SteveBraune:
I want to personally thank you for this succinct and authoritative information. I, and probably most of the above respondents, have knowledge of this procedure (or lack of it) but it is very valuable information for those that haven't accumulated the scar tissue and hard lessons that come with the trade.
What you have stated is precisely what I have personally experienced in the field. Project engineers, in my opinion, should have a secondary residence address at their favorite fabrication shop - if they take their job seriously.
I have also found this dilemma/problem with respect to API storage tanks - especially, as you stated, when their age reflects the calculation methods of old. This comes up frequently nowadays when young engineers are assigned to upgrade or change service on storage tanks and they are faced with a mandatory Nitrogen blanket that requires a dead pressure span of 10 to 20" of water column and the tank is stamped as "atmospheric". I believe the API stamp, in most cases, reflects analagous results to what you've described.

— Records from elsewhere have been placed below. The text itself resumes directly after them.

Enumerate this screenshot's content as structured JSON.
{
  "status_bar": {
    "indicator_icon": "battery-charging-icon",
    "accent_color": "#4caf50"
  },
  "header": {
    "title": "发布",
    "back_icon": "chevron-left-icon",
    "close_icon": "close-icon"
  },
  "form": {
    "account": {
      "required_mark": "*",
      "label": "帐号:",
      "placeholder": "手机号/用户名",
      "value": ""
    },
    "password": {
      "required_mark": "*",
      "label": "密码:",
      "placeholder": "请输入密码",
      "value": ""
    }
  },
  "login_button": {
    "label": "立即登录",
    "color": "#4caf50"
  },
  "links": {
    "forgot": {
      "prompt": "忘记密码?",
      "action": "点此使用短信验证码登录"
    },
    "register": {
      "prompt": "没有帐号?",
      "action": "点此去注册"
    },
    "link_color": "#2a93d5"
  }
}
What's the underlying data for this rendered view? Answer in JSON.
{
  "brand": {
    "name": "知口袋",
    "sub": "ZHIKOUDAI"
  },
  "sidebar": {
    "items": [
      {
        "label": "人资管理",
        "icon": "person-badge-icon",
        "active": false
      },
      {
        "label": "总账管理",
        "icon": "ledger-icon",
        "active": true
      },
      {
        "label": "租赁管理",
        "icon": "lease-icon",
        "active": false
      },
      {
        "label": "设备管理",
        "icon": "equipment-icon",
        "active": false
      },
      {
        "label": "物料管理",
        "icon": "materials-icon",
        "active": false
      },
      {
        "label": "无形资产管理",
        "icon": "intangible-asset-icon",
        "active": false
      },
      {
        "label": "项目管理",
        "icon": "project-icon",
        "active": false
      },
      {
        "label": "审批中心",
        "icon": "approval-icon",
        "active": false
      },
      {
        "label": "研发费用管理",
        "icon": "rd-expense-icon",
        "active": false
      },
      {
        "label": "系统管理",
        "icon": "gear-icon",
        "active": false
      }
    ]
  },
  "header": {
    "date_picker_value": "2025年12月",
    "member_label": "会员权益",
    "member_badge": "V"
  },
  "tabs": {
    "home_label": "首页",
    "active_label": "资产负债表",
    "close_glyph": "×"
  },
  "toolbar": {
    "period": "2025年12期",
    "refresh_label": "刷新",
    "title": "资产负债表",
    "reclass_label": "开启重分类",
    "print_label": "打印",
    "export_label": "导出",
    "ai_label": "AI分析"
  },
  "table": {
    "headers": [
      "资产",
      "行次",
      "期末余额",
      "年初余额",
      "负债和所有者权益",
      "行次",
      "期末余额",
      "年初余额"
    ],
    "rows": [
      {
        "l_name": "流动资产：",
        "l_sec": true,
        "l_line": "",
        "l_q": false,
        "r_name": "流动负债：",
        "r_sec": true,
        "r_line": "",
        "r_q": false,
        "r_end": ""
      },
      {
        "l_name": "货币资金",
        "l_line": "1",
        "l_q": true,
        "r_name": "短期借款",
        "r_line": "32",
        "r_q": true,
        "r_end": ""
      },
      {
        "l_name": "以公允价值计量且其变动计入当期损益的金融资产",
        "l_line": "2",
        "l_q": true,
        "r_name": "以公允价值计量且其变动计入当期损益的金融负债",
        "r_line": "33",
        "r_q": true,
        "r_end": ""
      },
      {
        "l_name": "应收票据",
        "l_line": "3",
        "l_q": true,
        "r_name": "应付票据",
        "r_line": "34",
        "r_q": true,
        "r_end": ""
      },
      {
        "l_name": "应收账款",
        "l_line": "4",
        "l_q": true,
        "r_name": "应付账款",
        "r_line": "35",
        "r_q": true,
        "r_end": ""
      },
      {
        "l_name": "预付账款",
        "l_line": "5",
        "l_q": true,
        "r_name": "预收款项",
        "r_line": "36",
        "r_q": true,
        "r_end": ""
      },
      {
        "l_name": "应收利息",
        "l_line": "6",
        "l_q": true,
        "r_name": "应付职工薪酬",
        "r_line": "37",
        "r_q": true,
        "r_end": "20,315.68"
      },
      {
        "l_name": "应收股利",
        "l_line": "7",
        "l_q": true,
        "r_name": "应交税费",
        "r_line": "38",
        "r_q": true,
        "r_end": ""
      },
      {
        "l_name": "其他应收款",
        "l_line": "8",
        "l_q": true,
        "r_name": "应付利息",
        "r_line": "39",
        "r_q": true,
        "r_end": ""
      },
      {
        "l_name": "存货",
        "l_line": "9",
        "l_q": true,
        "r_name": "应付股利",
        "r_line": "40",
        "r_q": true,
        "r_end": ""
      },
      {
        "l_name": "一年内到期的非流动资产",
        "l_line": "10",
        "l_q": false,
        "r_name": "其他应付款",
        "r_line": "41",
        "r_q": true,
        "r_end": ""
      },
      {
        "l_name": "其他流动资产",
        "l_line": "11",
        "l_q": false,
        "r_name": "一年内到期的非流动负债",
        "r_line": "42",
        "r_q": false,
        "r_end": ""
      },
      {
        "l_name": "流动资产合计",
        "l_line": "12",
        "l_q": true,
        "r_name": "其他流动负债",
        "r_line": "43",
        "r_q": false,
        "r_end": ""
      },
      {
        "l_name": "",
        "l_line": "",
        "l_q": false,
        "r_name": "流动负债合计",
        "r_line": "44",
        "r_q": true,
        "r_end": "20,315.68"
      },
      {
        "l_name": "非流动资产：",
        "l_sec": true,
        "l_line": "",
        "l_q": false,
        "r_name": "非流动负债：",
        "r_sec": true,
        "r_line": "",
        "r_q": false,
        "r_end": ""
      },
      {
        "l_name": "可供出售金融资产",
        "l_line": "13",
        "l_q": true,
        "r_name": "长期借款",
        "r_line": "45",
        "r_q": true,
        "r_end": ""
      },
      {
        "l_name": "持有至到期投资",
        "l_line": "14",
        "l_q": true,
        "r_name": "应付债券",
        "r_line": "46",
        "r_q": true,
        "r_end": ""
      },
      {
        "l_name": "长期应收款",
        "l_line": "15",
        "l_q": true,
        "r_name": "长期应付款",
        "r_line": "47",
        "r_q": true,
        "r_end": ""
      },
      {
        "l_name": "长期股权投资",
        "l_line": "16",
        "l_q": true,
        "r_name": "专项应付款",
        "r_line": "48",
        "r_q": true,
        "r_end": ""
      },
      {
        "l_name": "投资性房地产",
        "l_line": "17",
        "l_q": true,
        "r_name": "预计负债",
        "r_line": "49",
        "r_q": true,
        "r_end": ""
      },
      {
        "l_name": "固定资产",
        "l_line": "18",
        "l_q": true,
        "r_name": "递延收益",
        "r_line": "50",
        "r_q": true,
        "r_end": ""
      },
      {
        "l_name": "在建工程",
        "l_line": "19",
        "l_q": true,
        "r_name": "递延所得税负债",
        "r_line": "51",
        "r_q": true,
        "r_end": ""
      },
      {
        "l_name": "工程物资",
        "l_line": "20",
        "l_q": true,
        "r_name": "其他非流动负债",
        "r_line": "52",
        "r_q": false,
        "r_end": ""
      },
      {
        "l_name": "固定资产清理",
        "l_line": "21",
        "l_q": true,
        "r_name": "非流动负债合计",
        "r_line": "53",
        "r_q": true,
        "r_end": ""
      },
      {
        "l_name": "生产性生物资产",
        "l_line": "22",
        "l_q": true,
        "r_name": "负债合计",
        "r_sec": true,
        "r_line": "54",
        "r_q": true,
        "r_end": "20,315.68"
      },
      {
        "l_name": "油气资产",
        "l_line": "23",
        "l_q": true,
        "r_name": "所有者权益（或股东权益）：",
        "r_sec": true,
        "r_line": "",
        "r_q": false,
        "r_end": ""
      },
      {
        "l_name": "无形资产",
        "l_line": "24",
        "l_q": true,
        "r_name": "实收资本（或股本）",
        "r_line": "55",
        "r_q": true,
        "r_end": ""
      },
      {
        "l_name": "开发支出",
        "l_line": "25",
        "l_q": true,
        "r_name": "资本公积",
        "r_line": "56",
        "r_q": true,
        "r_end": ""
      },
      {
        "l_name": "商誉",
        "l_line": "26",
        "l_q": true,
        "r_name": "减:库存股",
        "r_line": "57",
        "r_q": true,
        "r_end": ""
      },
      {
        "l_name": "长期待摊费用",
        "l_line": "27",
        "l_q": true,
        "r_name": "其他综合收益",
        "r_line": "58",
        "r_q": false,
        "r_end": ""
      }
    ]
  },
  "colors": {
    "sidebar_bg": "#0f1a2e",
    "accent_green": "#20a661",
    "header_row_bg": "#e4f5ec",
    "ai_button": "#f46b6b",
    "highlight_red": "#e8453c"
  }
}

I, as most of my colleagues, am not looking for an official and proven MAWP just because I like the academic calculations and pure theory. We are expected to design to the MAWP benchmark and it behooves us, as engineers, to know not only that it exists - but to be able to quantify it. Agreeably, in some cases, there are no economics to justify it being identified if the alternative design figure exists and it suffices. However, as in the case of API tanks, the quantification of the MAWP (and the identification of its underpinnings - or weakest points) is of large importance to both process and project engineers with interest in both operability and safety.